I was confused in between nikon D5200 and Nikon D3200 and at last I go with Nikon D5200 for its ultimate power and obviously the ability of great videoing. DPreview really helps me a lot in this case. Recently I read a review aabout Nikon D5200 best buy and the writer really explain lots of intersting facts about D5200 ad alos offer a great price deal there. I think that will help you guys.

Review Link:

http://www.squidoo.com/nikon-d5200-best-buy-a-personal-review

Enjoy with your Nikon and I really proud for my D5200
Thanks

Comment edited 22 seconds after posting
0 upvotes
sophi loren

I hope you will get help from that review :)

Comment edited 36 seconds after posting
1 upvote
Zac boy

Sophi loren How are you....?? I wanna ask you something...?

0 upvotes
draleks

I don't get it, what is the actual dynamic range of this camera?
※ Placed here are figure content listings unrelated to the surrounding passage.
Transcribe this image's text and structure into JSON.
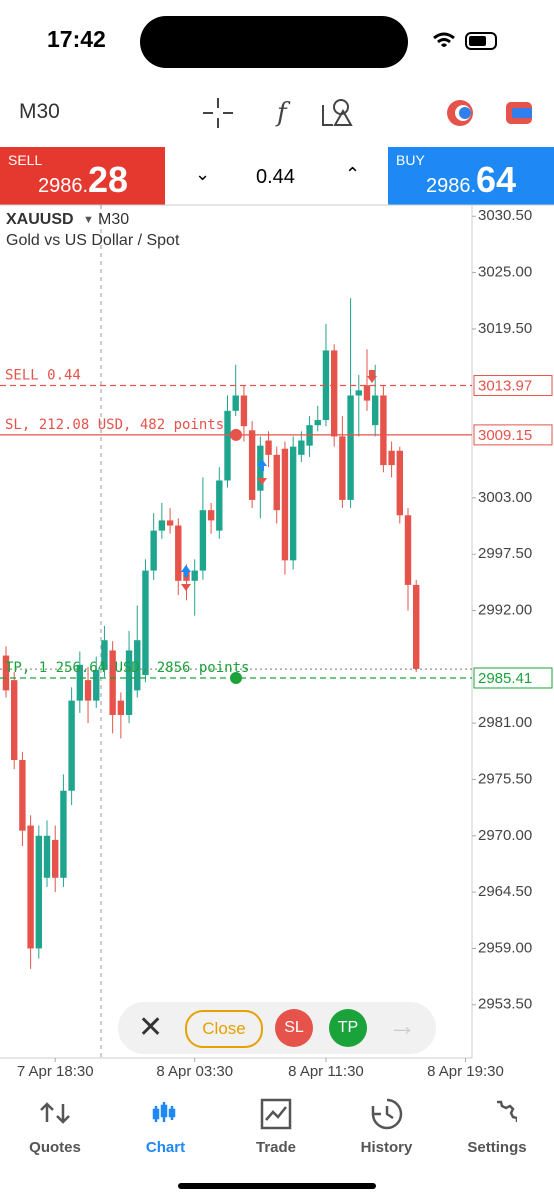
{
  "status": {
    "time": "17:42"
  },
  "toolbar": {
    "timeframe": "M30"
  },
  "trade_panel": {
    "sell_label": "SELL",
    "sell_price": "2986.",
    "sell_price_big": "28",
    "volume": "0.44",
    "buy_label": "BUY",
    "buy_price": "2986.",
    "buy_price_big": "64"
  },
  "chart_data": {
    "type": "candlestick",
    "symbol": "XAUUSD",
    "timeframe": "M30",
    "subtitle": "Gold vs US Dollar / Spot",
    "up_color": "#1fa58e",
    "down_color": "#e5534b",
    "open": [
      2987.6,
      2985.2,
      2977.4,
      2971.0,
      2959.0,
      2965.9,
      2969.6,
      2965.9,
      2974.4,
      2983.2,
      2985.2,
      2983.2,
      2986.2,
      2988.1,
      2983.2,
      2981.8,
      2984.2,
      2985.7,
      2995.9,
      2999.8,
      3000.8,
      3000.3,
      2995.9,
      2994.9,
      2995.9,
      3001.8,
      2999.8,
      3004.7,
      3011.5,
      3013.0,
      3009.6,
      3003.7,
      3008.6,
      3007.2,
      3007.8,
      2996.9,
      3007.2,
      3008.1,
      3010.1,
      3010.6,
      3017.4,
      3009.0,
      3002.8,
      3013.0,
      3014.0,
      3010.1,
      3013.0,
      3007.6,
      3007.6,
      3001.3,
      2994.5
    ],
    "high": [
      2988.5,
      2986.0,
      2978.2,
      2972.0,
      2971.0,
      2971.5,
      2971.0,
      2976.0,
      2984.5,
      2988.0,
      2986.5,
      2987.5,
      2990.5,
      2989.0,
      2984.0,
      2990.0,
      2992.5,
      2997.0,
      3001.5,
      3002.5,
      3002.0,
      3001.0,
      2996.5,
      2997.0,
      3005.0,
      3002.5,
      3006.0,
      3013.0,
      3016.0,
      3014.0,
      3010.5,
      3009.0,
      3009.5,
      3008.0,
      3008.5,
      3009.0,
      3009.5,
      3011.0,
      3012.0,
      3020.0,
      3018.0,
      3011.0,
      3022.5,
      3015.0,
      3017.5,
      3016.0,
      3014.0,
      3008.5,
      3008.0,
      3002.0,
      2995.0
    ],
    "low": [
      2983.5,
      2976.5,
      2969.0,
      2957.0,
      2958.0,
      2965.0,
      2964.5,
      2965.0,
      2973.0,
      2982.0,
      2981.0,
      2982.5,
      2985.5,
      2980.0,
      2979.5,
      2981.0,
      2983.5,
      2985.0,
      2995.0,
      2999.0,
      2999.5,
      2993.5,
      2993.0,
      2991.5,
      2995.0,
      2999.5,
      2999.0,
      3004.0,
      3011.0,
      3008.5,
      3002.0,
      3001.0,
      3006.0,
      3000.5,
      2995.5,
      2996.0,
      3006.5,
      3007.0,
      3009.5,
      3010.0,
      3008.0,
      3002.0,
      3002.0,
      3009.0,
      3011.5,
      3009.0,
      3005.5,
      3005.0,
      3000.5,
      2992.0,
      2986.0
    ],
    "close": [
      2984.2,
      2977.4,
      2970.5,
      2959.0,
      2970.0,
      2970.0,
      2965.9,
      2974.4,
      2983.2,
      2986.7,
      2983.2,
      2986.2,
      2989.1,
      2981.8,
      2981.8,
      2988.1,
      2989.1,
      2995.9,
      2999.8,
      3000.8,
      3000.3,
      2994.9,
      2994.9,
      2995.9,
      3001.8,
      3000.8,
      3004.7,
      3011.5,
      3013.0,
      3010.0,
      3002.8,
      3008.1,
      3007.2,
      3001.8,
      2996.9,
      3008.0,
      3008.6,
      3010.1,
      3010.6,
      3017.4,
      3009.0,
      3002.8,
      3013.0,
      3013.5,
      3012.5,
      3013.0,
      3006.2,
      3006.2,
      3001.3,
      2994.5,
      2986.3
    ],
    "xlim": [
      -0.73,
      56.8
    ],
    "xticks": [
      {
        "value": 6,
        "label": "7 Apr 18:30"
      },
      {
        "value": 23,
        "label": "8 Apr 03:30"
      },
      {
        "value": 39,
        "label": "8 Apr 11:30"
      },
      {
        "value": 56,
        "label": "8 Apr 19:30"
      }
    ],
    "ylim": [
      2948.3,
      3031.6
    ],
    "yticks": [
      {
        "value": 3030.5,
        "label": "3030.50"
      },
      {
        "value": 3025,
        "label": "3025.00"
      },
      {
        "value": 3019.5,
        "label": "3019.50"
      },
      {
        "value": 3003,
        "label": "3003.00"
      },
      {
        "value": 2997.5,
        "label": "2997.50"
      },
      {
        "value": 2992,
        "label": "2992.00"
      },
      {
        "value": 2981,
        "label": "2981.00"
      },
      {
        "value": 2975.5,
        "label": "2975.50"
      },
      {
        "value": 2970,
        "label": "2970.00"
      },
      {
        "value": 2964.5,
        "label": "2964.50"
      },
      {
        "value": 2959,
        "label": "2959.00"
      },
      {
        "value": 2953.5,
        "label": "2953.50"
      }
    ],
    "bid": 2986.28,
    "levels": [
      {
        "name": "SELL 0.44",
        "value": 3013.97,
        "color": "#e5534b",
        "style": "dashed",
        "handle": false
      },
      {
        "name": "SL, 212.08 USD, 482 points",
        "value": 3009.15,
        "color": "#e5534b",
        "style": "solid",
        "handle": true
      },
      {
        "name": "TP, 1 256.64 USD, 2856 points",
        "value": 2985.41,
        "color": "#1aa33b",
        "style": "dashed",
        "handle": true
      }
    ]
  },
  "order_bar": {
    "close": "Close",
    "sl": "SL",
    "tp": "TP"
  },
  "nav": {
    "items": [
      "Quotes",
      "Chart",
      "Trade",
      "History",
      "Settings"
    ],
    "active": 1
  }
}
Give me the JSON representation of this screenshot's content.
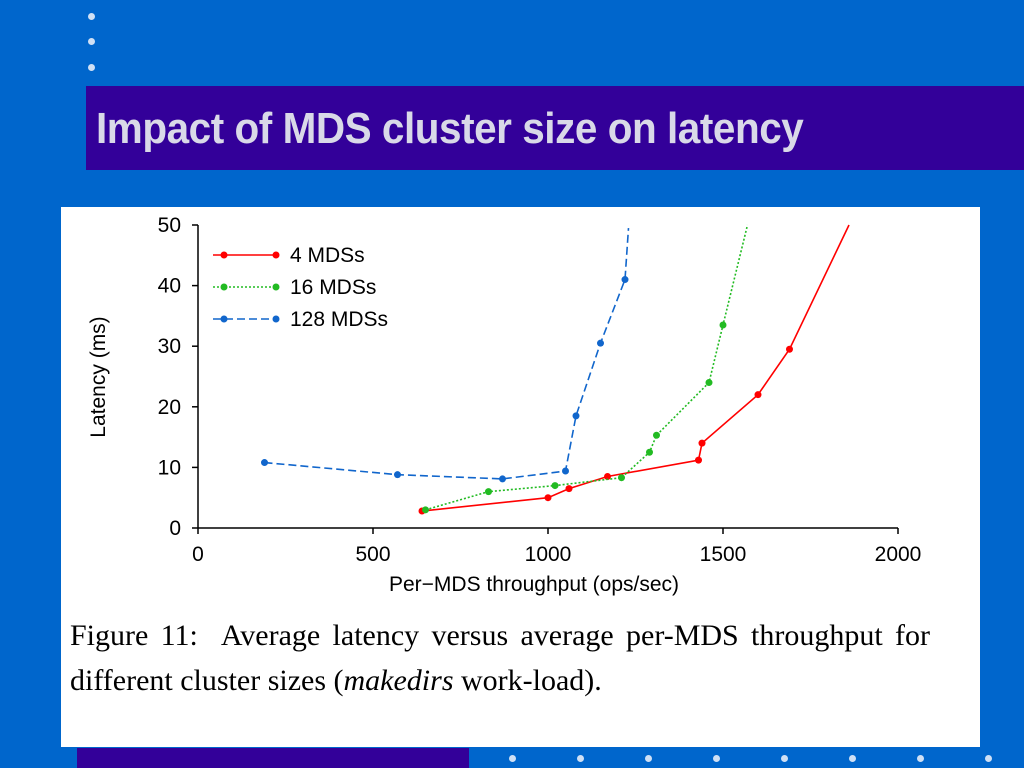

Without the ADL it seems to be a pretty mediocre 10EV, with ADL extra high it's 13 EV. Is ADL actually extending the dynamic range of the captured information, or is it just some "clever" post-processing?

1 upvote
Swinterschorr

I have the same question!

0 upvotes
OceanFroggie

Was torn between the extra physical controls of the D7100 and the tilting screen of the D5200 along with its lighter more ergonomic feel in hand. Image quality between the two seems similar. I opted for the D5200 and so far happy I went for it rather than the slighlty larger D7100. Thought I'd spend the cost difference in better lens quality. The D7100 screw drive would have focused by old film Nikkor lenses, but I thought it better to move to newer DX lenses with the amazing VR which didn't exist when I used film.

Only grip is I would prefer a second dial, but the tilt screen was worth the compromise. I don't bother using the ridiculously high 24mp image size, instead opting for 'medium' which is about 16mp which is more than enough. A very happy camper so far. After defecting from Nikon film SLRs to Fuji compact bridges a decade ago, now very pleased with the compact feel of the D5200 and the images it produces with ergonomic ease.

0 upvotes
DidYouConsider

I am trying to decide between the Nikon D5200 and the Canon T5i (700D).
I am *totally* confused by the JPG/Noise/ISO data on this page.

DPReview gives higher ratings to the Nikon, both for image quality and for noise. But, when I see the data above, I see the exact opposite. I must be mis-reading the data. I am only interested in the JPEG data. I don't like to use RAW - just takes up way too much space on my harddisk....

From what I see above, the Canon image seems much crisper - much much less noise. Can someone explain why DPReview gives the nod to the Nikon??

When I downloaded the sample image for both cameras, I also think the Canon seems so much crisper and sharper. Why would someone think the Nikon picture is better? They must be seeing something I am missing.

Any insight would be appreciated....

1 upvote
Duncan Dimanche

big cloister of dead pixels visible in that last visible video sample…. in the center…argh

0 upvotes
PeterDost

"particularly if you're prepared to move beyond either of the kit lenses to higher quality optics"

Which lens would provide better image quality providing a similar range like the 18-105?

Recommendations are welcome.

0 upvotes
AdamLeszko

considering that You have plenty of pixels to crop from 24M, and pretty average performance of mentioned lenses on long end, I would rather use tamron's or sigma's 17-50s with 2.8 light. Both in proce range of about $300-$400. They will actually allow You to take benefit of such big number of pixels.

cheers

0 upvotes
moeskoetie

why is the D5200 better for sports than the D5300?